STRIA: lost time, misplaced moments

In urban environments the present is often overlooked or ignored. As we transition from place to place our minds are occupied— revisiting our past or anticipating our future. The present only exists as a fine point along the continuum of becoming. It is the threshold where future is transformed into past, where successive events form a perceptual unity that can be accessed without needing to call upon our memory. The ephemeral, performative drawings of this series are created and confronted in thresholds, empty storefronts and interstitial spaces along 14th street between 6th Avenue and the High Line, rendering passing moments as a topography through the accumulation of line. Each fragile, impermanent line is a record; a tendril of time holding sensation, attention and intention. Each drawing is a vessel containing these moments, a metaphor for the way a series of cognitions, sensations, minutes and seconds coalesce in our minds— transitioning from the perceptual present to the substance of memory.

The process, materials and form of this series evolved as a means of evoking binary oppositions— issues of temporality and permanence, strength and fragility, fullness and emptiness, presence and absence that resonate with our conception of and relationship to our memory. Once completed each drawing will last for a finite period of time in its location. While the locations will be pre-determined each drawing is made extemporaneously— no compositional decisions are made in advance, each line is made in reaction only to the line that precedes it. Lines are repeated and accumulated resulting in the emergence of form, with the resulting structures often resembling topographic landscapes or flowing fabric. Each drawing ends when the available space is filled or if a prolonged hesitation is experienced.
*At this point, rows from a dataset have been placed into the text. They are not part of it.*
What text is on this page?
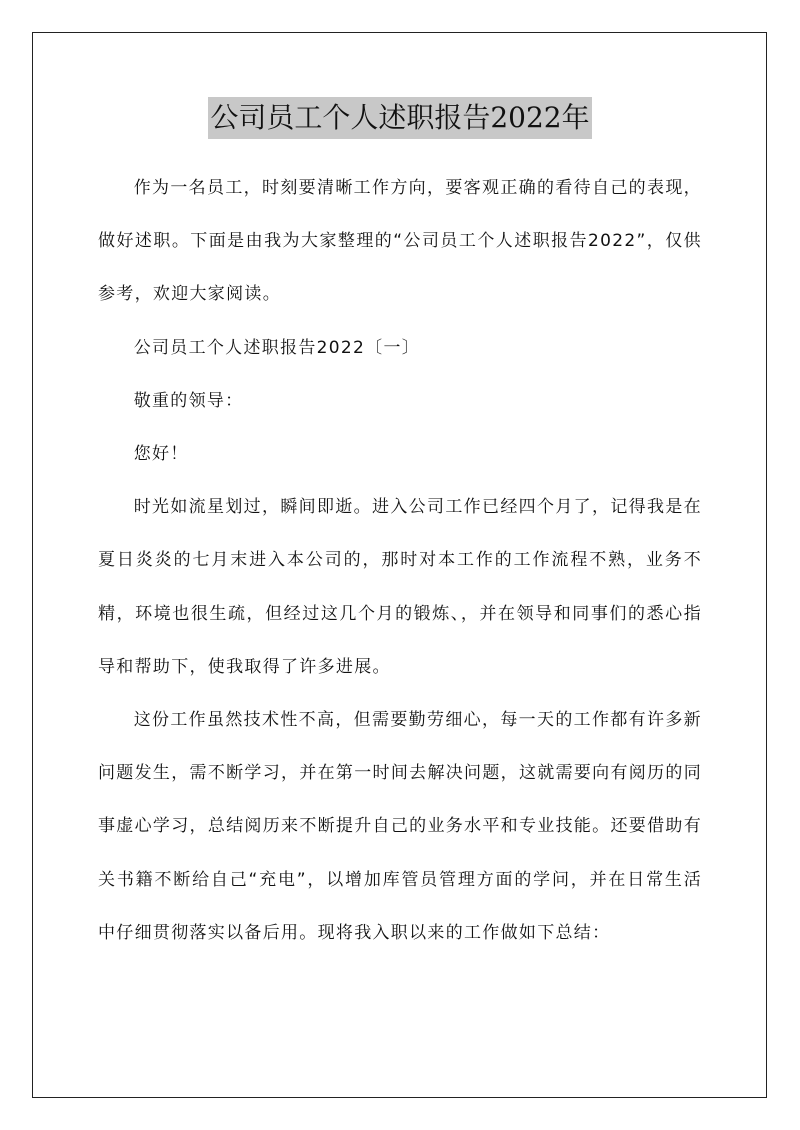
公司员工个人述职报告2022年

作为一名员工，时刻要清晰工作方向，要客观正确的看待自己的表现，做好述职。下面是由我为大家整理的“公司员工个人述职报告2022”，仅供参考，欢迎大家阅读。

公司员工个人述职报告2022〔一〕

敬重的领导：

您好！

时光如流星划过，瞬间即逝。进入公司工作已经四个月了，记得我是在夏日炎炎的七月末进入本公司的，那时对本工作的工作流程不熟，业务不精，环境也很生疏，但经过这几个月的锻炼、，并在领导和同事们的悉心指导和帮助下，使我取得了许多进展。

这份工作虽然技术性不高，但需要勤劳细心，每一天的工作都有许多新问题发生，需不断学习，并在第一时间去解决问题，这就需要向有阅历的同事虚心学习，总结阅历来不断提升自己的业务水平和专业技能。还要借助有关书籍不断给自己“充电”，以增加库管员管理方面的学问，并在日常生活中仔细贯彻落实以备后用。现将我入职以来的工作做如下总结：
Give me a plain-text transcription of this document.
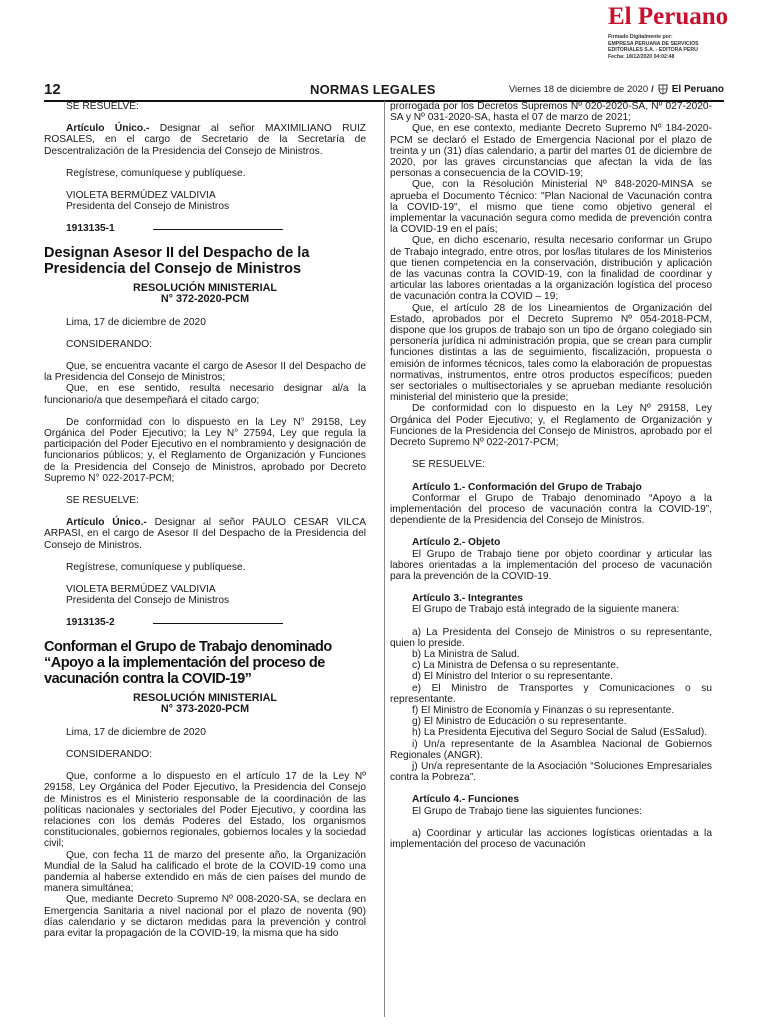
El Peruano
Firmado Digitalmente por:
EMPRESA PERUANA DE SERVICIOS
EDITORIALES S.A. - EDITORA PERU
Fecha: 18/12/2020 04:02:48
12	NORMAS LEGALES	Viernes 18 de diciembre de 2020 / El Peruano

SE RESUELVE:

Artículo Único.- Designar al señor MAXIMILIANO RUIZ ROSALES, en el cargo de Secretario de la Secretaría de Descentralización de la Presidencia del Consejo de Ministros.

Regístrese, comuníquese y publíquese.

VIOLETA BERMÚDEZ VALDIVIA

Presidenta del Consejo de Ministros

1913135-1
Designan Asesor II del Despacho de la Presidencia del Consejo de Ministros
RESOLUCIÓN MINISTERIAL
N° 372-2020-PCM

Lima, 17 de diciembre de 2020

CONSIDERANDO:

Que, se encuentra vacante el cargo de Asesor II del Despacho de la Presidencia del Consejo de Ministros;

Que, en ese sentido, resulta necesario designar al/a la funcionario/a que desempeñará el citado cargo;

De conformidad con lo dispuesto en la Ley N° 29158, Ley Orgánica del Poder Ejecutivo; la Ley N° 27594, Ley que regula la participación del Poder Ejecutivo en el nombramiento y designación de funcionarios públicos; y, el Reglamento de Organización y Funciones de la Presidencia del Consejo de Ministros, aprobado por Decreto Supremo N° 022-2017-PCM;

SE RESUELVE:

Artículo Único.- Designar al señor PAULO CESAR VILCA ARPASI, en el cargo de Asesor II del Despacho de la Presidencia del Consejo de Ministros.

Regístrese, comuníquese y publíquese.

VIOLETA BERMÚDEZ VALDIVIA

Presidenta del Consejo de Ministros

1913135-2
Conforman el Grupo de Trabajo denominado “Apoyo a la implementación del proceso de vacunación contra la COVID-19”
RESOLUCIÓN MINISTERIAL
N° 373-2020-PCM

Lima, 17 de diciembre de 2020

CONSIDERANDO:

Que, conforme a lo dispuesto en el artículo 17 de la Ley Nº 29158, Ley Orgánica del Poder Ejecutivo, la Presidencia del Consejo de Ministros es el Ministerio responsable de la coordinación de las políticas nacionales y sectoriales del Poder Ejecutivo, y coordina las relaciones con los demás Poderes del Estado, los organismos constitucionales, gobiernos regionales, gobiernos locales y la sociedad civil;

Que, con fecha 11 de marzo del presente año, la Organización Mundial de la Salud ha calificado el brote de la COVID-19 como una pandemia al haberse extendido en más de cien países del mundo de manera simultánea;

Que, mediante Decreto Supremo Nº 008-2020-SA, se declara en Emergencia Sanitaria a nivel nacional por el plazo de noventa (90) días calendario y se dictaron medidas para la prevención y control para evitar la propagación de la COVID-19, la misma que ha sido

prorrogada por los Decretos Supremos Nº 020-2020-SA, Nº 027-2020-SA y Nº 031-2020-SA, hasta el 07 de marzo de 2021;

Que, en ese contexto, mediante Decreto Supremo Nº 184-2020-PCM se declaró el Estado de Emergencia Nacional por el plazo de treinta y un (31) días calendario, a partir del martes 01 de diciembre de 2020, por las graves circunstancias que afectan la vida de las personas a consecuencia de la COVID-19;

Que, con la Resolución Ministerial Nº 848-2020-MINSA se aprueba el Documento Técnico: "Plan Nacional de Vacunación contra la COVID-19", el mismo que tiene como objetivo general el implementar la vacunación segura como medida de prevención contra la COVID-19 en el país;

Que, en dicho escenario, resulta necesario conformar un Grupo de Trabajo integrado, entre otros, por los/las titulares de los Ministerios que tienen competencia en la conservación, distribución y aplicación de las vacunas contra la COVID-19, con la finalidad de coordinar y articular las labores orientadas a la organización logística del proceso de vacunación contra la COVID – 19;

Que, el artículo 28 de los Lineamientos de Organización del Estado, aprobados por el Decreto Supremo Nº 054-2018-PCM, dispone que los grupos de trabajo son un tipo de órgano colegiado sin personería jurídica ni administración propia, que se crean para cumplir funciones distintas a las de seguimiento, fiscalización, propuesta o emisión de informes técnicos, tales como la elaboración de propuestas normativas, instrumentos, entre otros productos específicos; pueden ser sectoriales o multisectoriales y se aprueban mediante resolución ministerial del ministerio que la preside;

De conformidad con lo dispuesto en la Ley Nº 29158, Ley Orgánica del Poder Ejecutivo; y, el Reglamento de Organización y Funciones de la Presidencia del Consejo de Ministros, aprobado por el Decreto Supremo Nº 022-2017-PCM;

SE RESUELVE:

Artículo 1.- Conformación del Grupo de Trabajo

Conformar el Grupo de Trabajo denominado “Apoyo a la implementación del proceso de vacunación contra la COVID-19”, dependiente de la Presidencia del Consejo de Ministros.

Artículo 2.- Objeto

El Grupo de Trabajo tiene por objeto coordinar y articular las labores orientadas a la implementación del proceso de vacunación para la prevención de la COVID-19.

Artículo 3.- Integrantes

El Grupo de Trabajo está integrado de la siguiente manera:

a) La Presidenta del Consejo de Ministros o su representante, quien lo preside.

b) La Ministra de Salud.

c) La Ministra de Defensa o su representante.

d) El Ministro del Interior o su representante.

e) El Ministro de Transportes y Comunicaciones o su representante.

f) El Ministro de Economía y Finanzas o su representante.

g) El Ministro de Educación o su representante.

h) La Presidenta Ejecutiva del Seguro Social de Salud (EsSalud).

i) Un/a representante de la Asamblea Nacional de Gobiernos Regionales (ANGR).

j) Un/a representante de la Asociación “Soluciones Empresariales contra la Pobreza”.

Artículo 4.- Funciones

El Grupo de Trabajo tiene las siguientes funciones:

a) Coordinar y articular las acciones logísticas orientadas a la implementación del proceso de vacunación
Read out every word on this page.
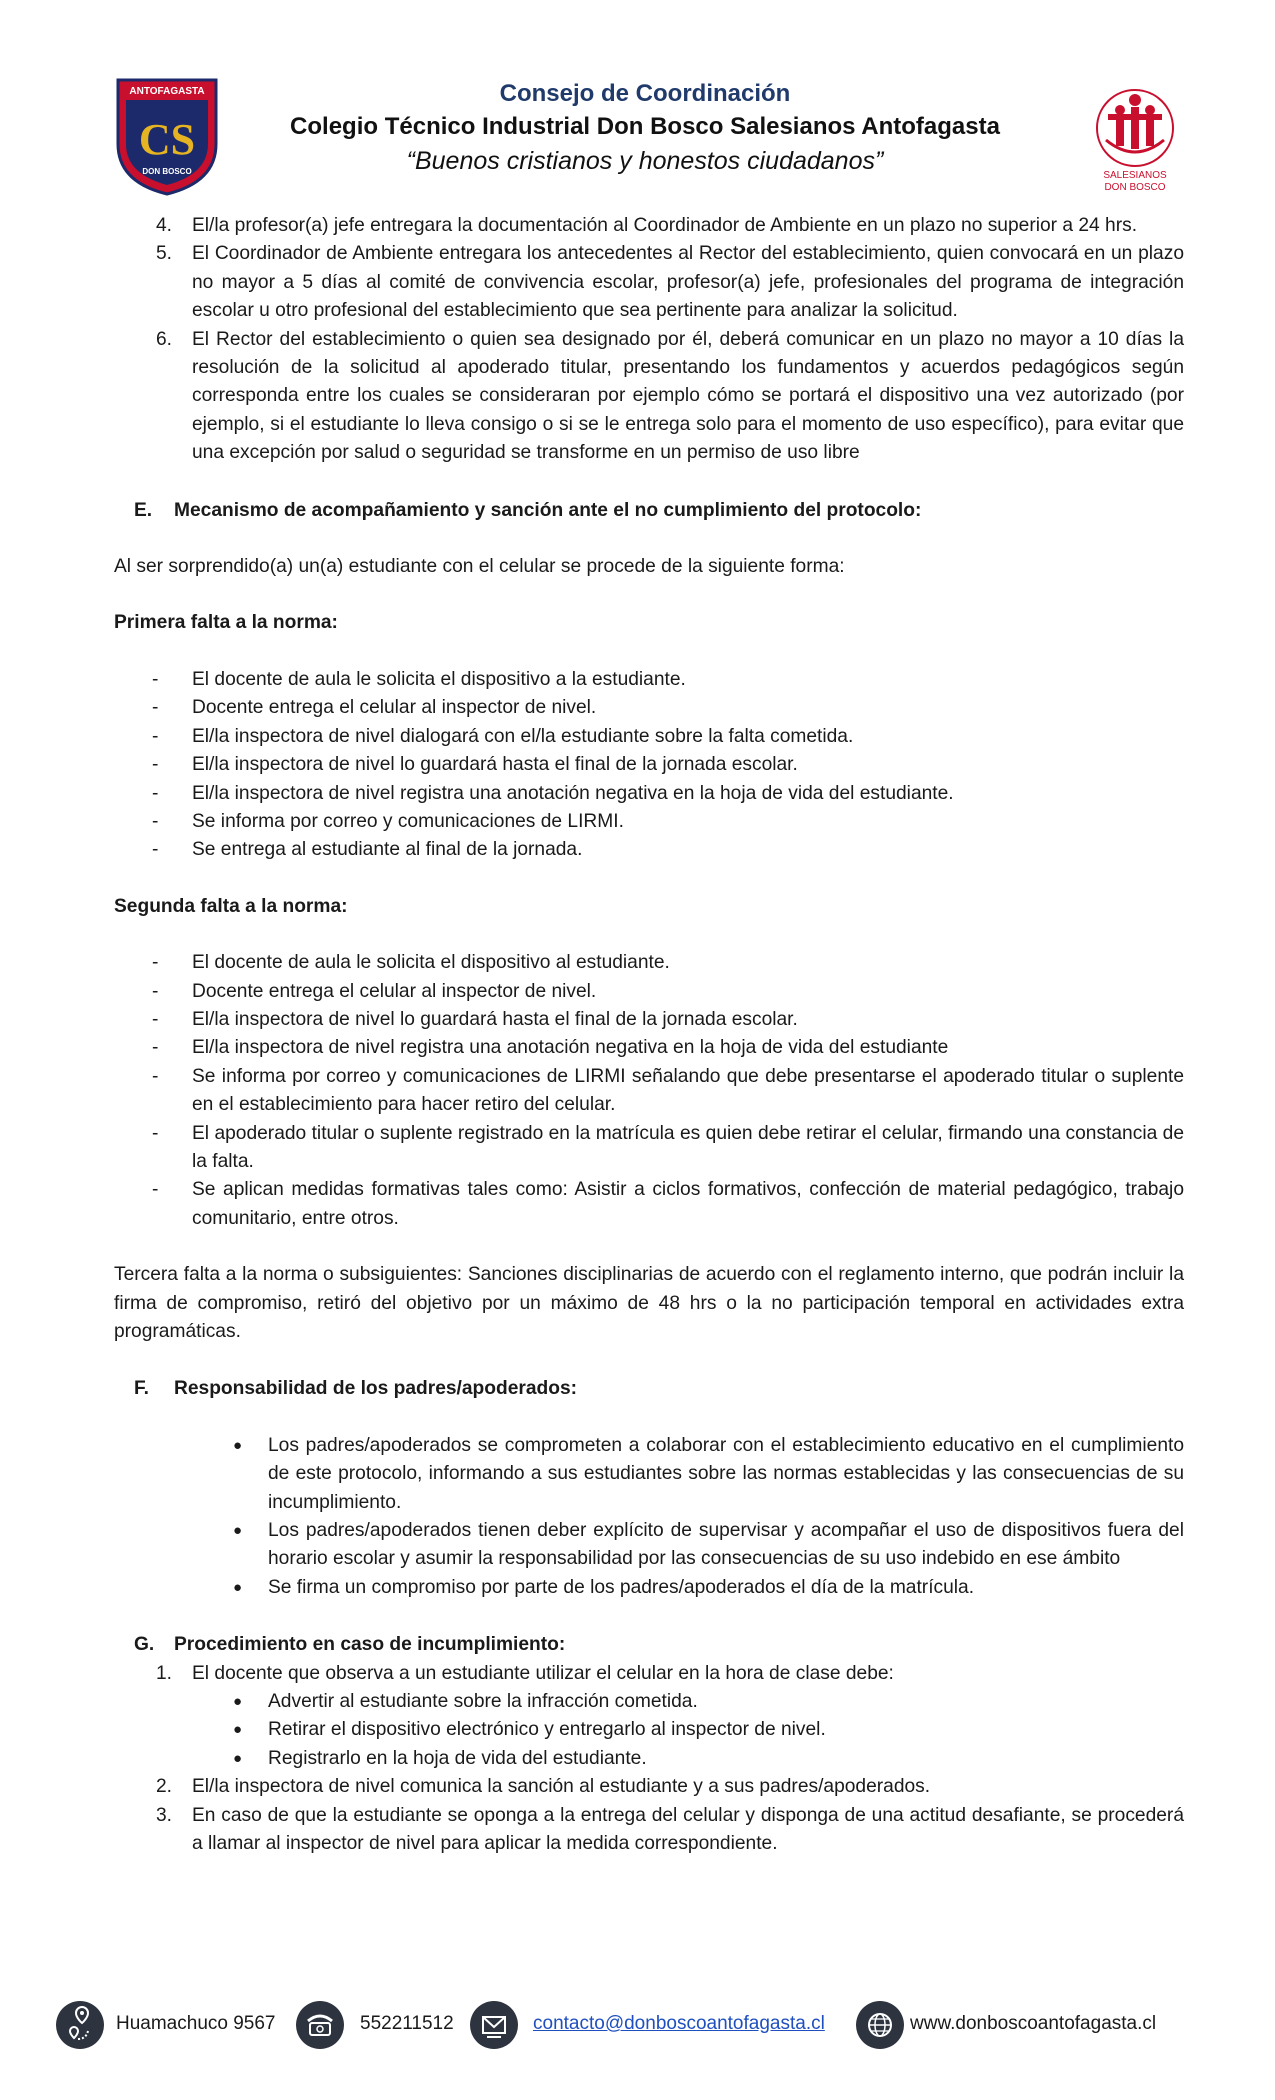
ANTOFAGASTA
CS
DON BOSCO
Consejo de Coordinación
Colegio Técnico Industrial Don Bosco Salesianos Antofagasta
“Buenos cristianos y honestos ciudadanos”
SALESIANOS
DON BOSCO
4.	El/la profesor(a) jefe entregara la documentación al Coordinador de Ambiente en un plazo no superior a 24 hrs.
5.	El Coordinador de Ambiente entregara los antecedentes al Rector del establecimiento, quien convocará en un plazo no mayor a 5 días al comité de convivencia escolar, profesor(a) jefe, profesionales del programa de integración escolar u otro profesional del establecimiento que sea pertinente para analizar la solicitud.
6.	El Rector del establecimiento o quien sea designado por él, deberá comunicar en un plazo no mayor a 10 días la resolución de la solicitud al apoderado titular, presentando los fundamentos y acuerdos pedagógicos según corresponda entre los cuales se consideraran por ejemplo cómo se portará el dispositivo una vez autorizado (por ejemplo, si el estudiante lo lleva consigo o si se le entrega solo para el momento de uso específico), para evitar que una excepción por salud o seguridad se transforme en un permiso de uso libre
E.	Mecanismo de acompañamiento y sanción ante el no cumplimiento del protocolo:
Al ser sorprendido(a) un(a) estudiante con el celular se procede de la siguiente forma:
Primera falta a la norma:
-	El docente de aula le solicita el dispositivo a la estudiante.
-	Docente entrega el celular al inspector de nivel.
-	El/la inspectora de nivel dialogará con el/la estudiante sobre la falta cometida.
-	El/la inspectora de nivel lo guardará hasta el final de la jornada escolar.
-	El/la inspectora de nivel registra una anotación negativa en la hoja de vida del estudiante.
-	Se informa por correo y comunicaciones de LIRMI.
-	Se entrega al estudiante al final de la jornada.
Segunda falta a la norma:
-	El docente de aula le solicita el dispositivo al estudiante.
-	Docente entrega el celular al inspector de nivel.
-	El/la inspectora de nivel lo guardará hasta el final de la jornada escolar.
-	El/la inspectora de nivel registra una anotación negativa en la hoja de vida del estudiante
-	Se informa por correo y comunicaciones de LIRMI señalando que debe presentarse el apoderado titular o suplente en el establecimiento para hacer retiro del celular.
-	El apoderado titular o suplente registrado en la matrícula es quien debe retirar el celular, firmando una constancia de la falta.
-	Se aplican medidas formativas tales como: Asistir a ciclos formativos, confección de material pedagógico, trabajo comunitario, entre otros.
Tercera falta a la norma o subsiguientes: Sanciones disciplinarias de acuerdo con el reglamento interno, que podrán incluir la firma de compromiso, retiró del objetivo por un máximo de 48 hrs o la no participación temporal en actividades extra programáticas.
F.	Responsabilidad de los padres/apoderados:
●	Los padres/apoderados se comprometen a colaborar con el establecimiento educativo en el cumplimiento de este protocolo, informando a sus estudiantes sobre las normas establecidas y las consecuencias de su incumplimiento.
●	Los padres/apoderados tienen deber explícito de supervisar y acompañar el uso de dispositivos fuera del horario escolar y asumir la responsabilidad por las consecuencias de su uso indebido en ese ámbito
●	Se firma un compromiso por parte de los padres/apoderados el día de la matrícula.
G.	Procedimiento en caso de incumplimiento:
1.	El docente que observa a un estudiante utilizar el celular en la hora de clase debe:
●	Advertir al estudiante sobre la infracción cometida.
●	Retirar el dispositivo electrónico y entregarlo al inspector de nivel.
●	Registrarlo en la hoja de vida del estudiante.
2.	El/la inspectora de nivel comunica la sanción al estudiante y a sus padres/apoderados.
3.	En caso de que la estudiante se oponga a la entrega del celular y disponga de una actitud desafiante, se procederá a llamar al inspector de nivel para aplicar la medida correspondiente.
Huamachuco 9567	552211512	contacto@donboscoantofagasta.cl	www.donboscoantofagasta.cl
These works liberate the act of making from the confines of the studio. The resulting works are simultaneously public and private. They are exposed, temporal, fragile, vulnerable, malleable— free. Free to be engaged, free to be destroyed by intention or accident. Free from the sterility of the overly white walls of a gallery, their driving concept or rationale will not be readily known to a viewer. These works are free to be experienced and considered without the support of an aesthetically elevated context. In this way the works are free to be judged, considered, reacted to or disregarded solely on their own merits—

The drawings that make up this series will be both created and confronted in transitional spaces along 14th street Between Fifth Avenue and Tenth Avenue. Accumulated line drawings will be rendered in and briefly occupy vacant storefront windows, thresholds, and transitional spaces near subway entrances. Both the act of making and the resulting work is unexpected, temporal, exposed and vulnerable. In the heavily trafficked areas pedestrians and commuters will brush against the unfixed, malleable drawings, changing them uncontrollably. While brief, this contact affects both the work and the passerby, marking each in the process. The drawing is marred, lines are eroded or broken and transferred to those who walk past. These people unknowingly carry that brief moment with them across the city and throughout their day until they look down and see the few scant stripes of white on their leg and brush it off.

DESCRIPTION
Stria: lost time, misplaced moments is a series of ephemeral, performative drawings that result from a simultaneously obsessive and meditative drawing act. Rendering passing moments through the repetition and accumulation of line, these temporary works are both created and confronted in interstitial pedestrian spaces where the present moment is often overlooked.

the thing that became very interesting as these un-permitted, public drawings were being made, was the resistance of building owners to allowing these temporary chalk drawings to exist in front of their buildings.

While they were always intended to exist briefly, many of these drawings only existed for the duration of their making. In the case of the drawing above I drew for nearly 2 hours before being approached by building management to stop which was immediately followed by the arrival of a clean up crew (who apologized endlessly for having to clean it, as I apologized for adding to their work load). 

The work became an interesting cycle of labor, my own and those who were made to clean up after me. For me the work totally changed— it became about the dialogs I had with building owners, their custodial employees and the public— each of whom asked why I would invest so much time/effort into something that I knew would be washed away (by rain or mop)…

I had planned to be silent and to ignore the public as I drew, I abandoned that plan and as a result had several spectacular conversations as I drew.